KFAR TAPUACH, West Bank (JTA) — Put simply, President Donald Trump’s “deal of the century” is bad news for Israel.
In a historic event last week, Trump revealed his vision for solving the Israeli-Palestinian conflict, which he says has been one of the most difficult and complex problems to solve. He claims that his plan offers “the most detailed proposal ever put forward by far,” and that it’s a “‘win-win’ opportunity for both sides.”
As a Jewish Israeli who has lived in the heart of the Shomron area of the West Bank for the past 30 years, as a local activist and community leader, I am sad to say that the above statements are questionable from almost any conceivable angle.
For Israelis who have supported and built Israeli towns or settlements here, this plan is dreadful and the results may be disastrous. In many ways it puts us back 30 years. This cannot be accepted.
Although claimed to be original and full of creativity, similar plans have been proposed by the left since Israel regained possession of the West Bank in 1967. Maps envisioned by Israeli Labor party leaders from Yigal Allon through Yitzhak Rabin were almost identical to the one presented by Trump’s team last week.
These plans suggested that the highly Arab-populated mountain ridge from Jenin to the hills of Hebron would be given to the Arabs and the Jordan Valley would remain under Israel’s control. Parts of the lower lying areas on the western side, which are less populated by Arabs and closer to the Israeli population centers along the Mediterranean, would also become part of Israel.
President Trump says that in his plan, no Israelis or Palestinians will be forced to leave their homes. However, it also lists 15 Israeli towns that would become isolated enclaves deep within the proposed Palestinian state. These towns would be under siege by the Palestinian Authority and would almost certainly be placed under a building freeze. In effect, towns that are not allowed to grow will slowly dry up.
Their residents won’t be forced to leave by law, but when forced to live in detached islands within a hostile Palestinian Authority, chances are that many would leave on their own.
Today, Israelis are not even allowed to drive through the Palestinian Area controlled Area A, because doing so is life threatening. Placing a small Israeli town deep in a Palestinian domain is simply a death warrant for both the individuals living in these communities and for the communities themselves.
Some mistakenly take some consolation in the thought that the plan lists only 15 small towns to be isolated and cut off from Israel. A closer look at the Trump map reveals that another 40 larger Israeli towns, including my own, share a very similar fate.

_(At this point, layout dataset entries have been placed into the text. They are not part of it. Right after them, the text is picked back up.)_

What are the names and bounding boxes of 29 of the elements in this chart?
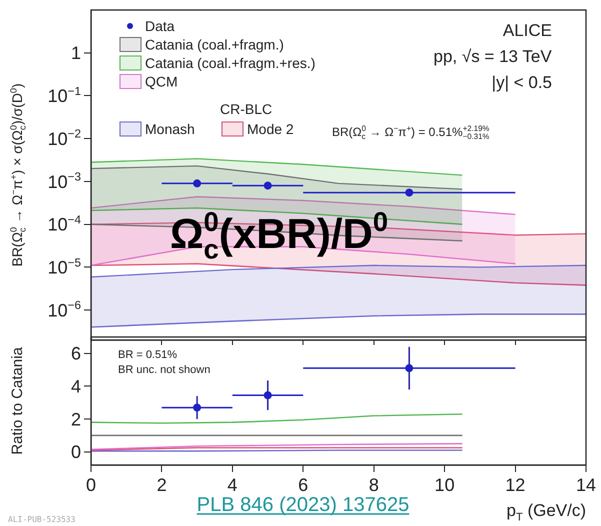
y-tick-label: 0	[70, 442, 82, 462]
y-tick-label: 6	[70, 344, 82, 364]
annotation: BR = 0.51%	[118, 349, 178, 361]
annotation: |y| < 0.5	[492, 73, 552, 92]
annotation: pp, √s = 13 TeV	[434, 47, 552, 66]
x-tick-label: 12	[505, 475, 526, 495]
x-tick-label: 14	[576, 475, 596, 495]
legend-label: Mode 2	[247, 121, 294, 137]
y-axis-title: Ratio to Catania	[9, 346, 26, 455]
y-tick-label: 1	[70, 43, 82, 64]
x-tick-label: 10	[434, 475, 455, 495]
text: ALI-PUB-523533	[8, 515, 76, 524]
x-tick-label: 6	[298, 475, 308, 495]
text: PLB 846 (2023) 137625	[196, 494, 410, 516]
legend-label: Catania (coal.+fragm.)	[145, 36, 284, 52]
legend-label: Monash	[145, 121, 195, 137]
legend-label: Data	[145, 18, 175, 34]
legend-label: Catania (coal.+fragm.+res.)	[145, 55, 316, 71]
x-tick-label: 8	[368, 475, 379, 495]
annotation: CR-BLC	[220, 101, 272, 117]
annotation: ALICE	[502, 21, 552, 40]
x-tick-label: 4	[227, 475, 238, 495]
legend-label: QCM	[145, 74, 178, 90]
y-tick-label: 2	[70, 409, 82, 430]
x-tick-label: 2	[156, 475, 167, 495]
x-tick-label: 0	[86, 475, 96, 495]
y-tick-label: 4	[70, 376, 82, 397]
annotation: BR unc. not shown	[118, 364, 210, 376]
text: BR(Ωc0 → Ω−π+) × σ(Ωc0)/σ(D0)	[8, 83, 28, 267]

They will find themselves like isolated outposts connected to the rest of Israel by very narrow corridors, surrounded by Palestinian controlled space.
Towns like Kiryat Arba and Hebron that are now about a one hour drive south of Jerusalem will, in the vision of “the deal of the century,” only be accessible via a narrow artery north of Be’er Sheva, which will likely take about two and a half hours to reach from Jerusalem.

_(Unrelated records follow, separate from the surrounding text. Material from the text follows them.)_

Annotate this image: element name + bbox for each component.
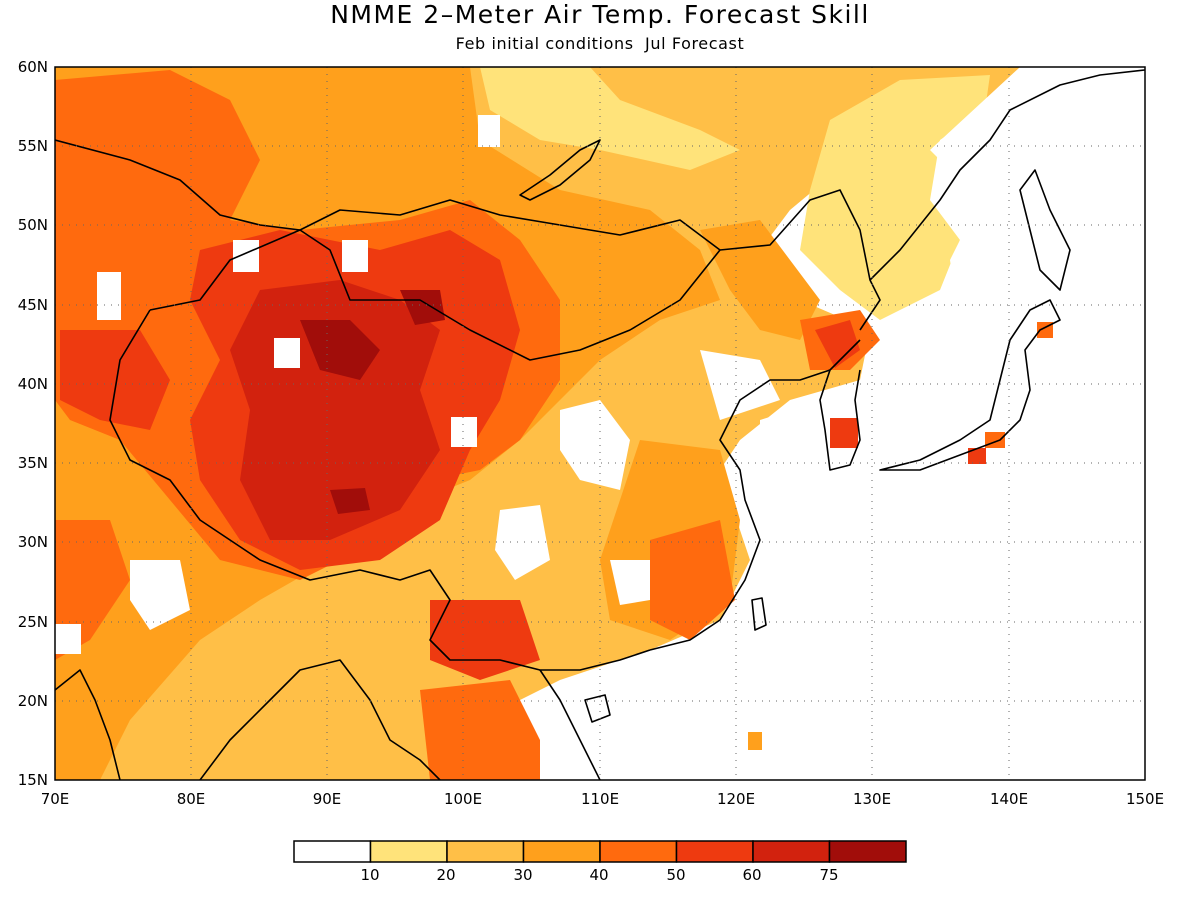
skill-region-30-40: [700, 220, 820, 340]
china-border: [149, 189, 881, 361]
colorbar-label: 20: [436, 866, 456, 884]
russia-pacific-coast: [869, 69, 1145, 281]
colorbar-label: 10: [360, 866, 380, 884]
lake-mask: [97, 272, 121, 320]
hainan-coast: [584, 694, 611, 723]
lake-mask: [342, 240, 368, 272]
skill-region-below-10: [495, 505, 550, 580]
lat-label: 55N: [17, 137, 48, 155]
colorbar-swatch: [522, 840, 601, 863]
colorbar-label: 40: [589, 866, 609, 884]
indochina-coast: [539, 669, 601, 780]
lon-label: 80E: [176, 790, 206, 808]
lat-label: 20N: [17, 692, 48, 710]
colorbar-swatch: [752, 840, 831, 863]
skill-field: [55, 67, 1145, 780]
skill-cell: [985, 432, 1005, 448]
korea-coast: [819, 369, 861, 471]
lake-mask: [478, 115, 500, 147]
lon-label: 130E: [852, 790, 892, 808]
lat-label: 60N: [17, 58, 48, 76]
coastlines-borders: [55, 69, 1145, 780]
lake-mask: [451, 417, 477, 447]
skill-cell: [830, 418, 858, 448]
skill-region-50-60: [815, 320, 860, 368]
skill-cell: [748, 732, 762, 750]
lake-mask: [55, 624, 81, 654]
japan-coast: [879, 299, 1061, 471]
colorbar-swatch: [828, 840, 907, 863]
lat-label: 50N: [17, 216, 48, 234]
lake-mask: [274, 338, 300, 368]
colorbar-swatch: [446, 840, 525, 863]
lake-mask: [233, 240, 259, 272]
skill-region-40-50: [420, 680, 540, 780]
skill-region-75-plus: [330, 488, 370, 514]
colorbar-label: 60: [742, 866, 762, 884]
lat-label: 35N: [17, 454, 48, 472]
lat-label: 30N: [17, 533, 48, 551]
skill-region-75-plus: [300, 320, 380, 380]
lon-label: 120E: [716, 790, 756, 808]
lat-label: 40N: [17, 375, 48, 393]
skill-cell: [968, 448, 986, 464]
skill-region-40-50: [650, 520, 735, 640]
skill-region-below-10: [560, 400, 630, 490]
baikal-lake: [519, 139, 601, 201]
map-subtitle: Feb initial conditions Jul Forecast: [455, 34, 745, 53]
bay-of-bengal-coast: [199, 659, 441, 780]
colorbar-swatch: [675, 840, 754, 863]
colorbar-label: 75: [819, 866, 839, 884]
skill-region-10-20: [800, 75, 990, 320]
sakhalin-coast: [1019, 169, 1071, 291]
colorbar-swatch: [369, 840, 448, 863]
skill-region-below-10: [700, 350, 780, 420]
lon-label: 100E: [443, 790, 483, 808]
lon-label: 150E: [1125, 790, 1165, 808]
skill-region-10-20: [480, 67, 740, 170]
skill-region-below-10: [610, 560, 650, 605]
colorbar: [293, 840, 907, 863]
lon-label: 140E: [989, 790, 1029, 808]
mongolia-border: [299, 199, 721, 251]
skill-region-below-10: [130, 560, 190, 630]
skill-region-50-60: [60, 330, 170, 430]
india-coast: [55, 669, 121, 780]
lon-label: 110E: [580, 790, 620, 808]
skill-region-below-10: [740, 300, 1145, 620]
china-east-coast: [649, 339, 861, 651]
taiwan-coast: [751, 597, 767, 631]
lat-label: 25N: [17, 613, 48, 631]
lon-label: 70E: [40, 790, 70, 808]
skill-region-below-10: [560, 620, 1145, 780]
map-frame: [54, 66, 1146, 781]
skill-region-75-plus: [400, 290, 445, 325]
lat-label: 15N: [17, 771, 48, 789]
skill-region-below-10: [930, 67, 1145, 330]
colorbar-swatch: [599, 840, 678, 863]
russia-kazakh-border: [55, 139, 301, 231]
colorbar-label: 30: [513, 866, 533, 884]
skill-cell: [395, 732, 411, 748]
lat-label: 45N: [17, 296, 48, 314]
lon-label: 90E: [312, 790, 342, 808]
map-title: NMME 2–Meter Air Temp. Forecast Skill: [330, 0, 870, 29]
colorbar-swatch: [293, 840, 372, 863]
colorbar-label: 50: [666, 866, 686, 884]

It is sad and frustrating to hear voices of joy from friends of Israel who misread this deal as some kind of gift to Israel. Many of them who are aware of the horrible details of the plan write off their concerns, trusting that the Palestinians will never agree to the terms. So, they say, there is nothing to worry about. The Palestinians never miss an opportunity to miss an opportunity.
Well, what if they don’t pass up this opportunity? Then we are in a real fix, aren’t we?
If the art of the deal is calling the other side’s bluff, so far, Trump has succeeded in calling both sides’ bluffs. The Palestinians, true to their traditional behaviors, are rejecting the proposal in spite of it being the best deal they could ever get. On the other hand, Netanyahu’s endorsement of the deal traps Israel into the very worst of terms that will forever be the starting point for any future arrangements or negotiations.
It should be no surprise, then, that Jared Kushner proudly told Egyptian TV that the Trump administration is the only U.S. administration that has succeeded in convincing the Israelis to concede land to the Palestinians.
Some still argue that President Trump’s announcement was a historic recognition of the connection of the Jewish people to Judea and Samaria and a sign that he accepts Israeli towns here as legitimate, rather than “illegal” settlements or obstacles to peace. This recognition follows decades in which countries, including the United States, have declared that Israelis should not be allowed to live in these areas, denying the indigenous rights of the Jewish people to our historical homeland.
I can understand the feelings of relief on the part of my brothers and sisters who have felt for years that they were treated like criminals for their passion to return and rebuild our ancestral lands, years of being told that they were to blame for the lack of peace in the Middle East — and even in the entire world. By contrast, it is refreshing to hear the president of the United States recognize the ancient connection of the Jews to this land.
But we cannot ignore the maps and detailed plans behind the words that, in effect, decree a building freeze and a slow death to some 60 Israeli towns in the heart of Judea and Samaria.
My great concern is that after this plan has been embraced by leaders like Netanyahu and Trump, only a miraculous messianic event could reverse the process of losing these precious communities my people have lived and died to establish. I am having a hard time imagining — and think it unwise to depend upon — the likes of Mahmoud Abbas riding in on a white donkey waving the flag of refusal, thereby saving the day for the Jews.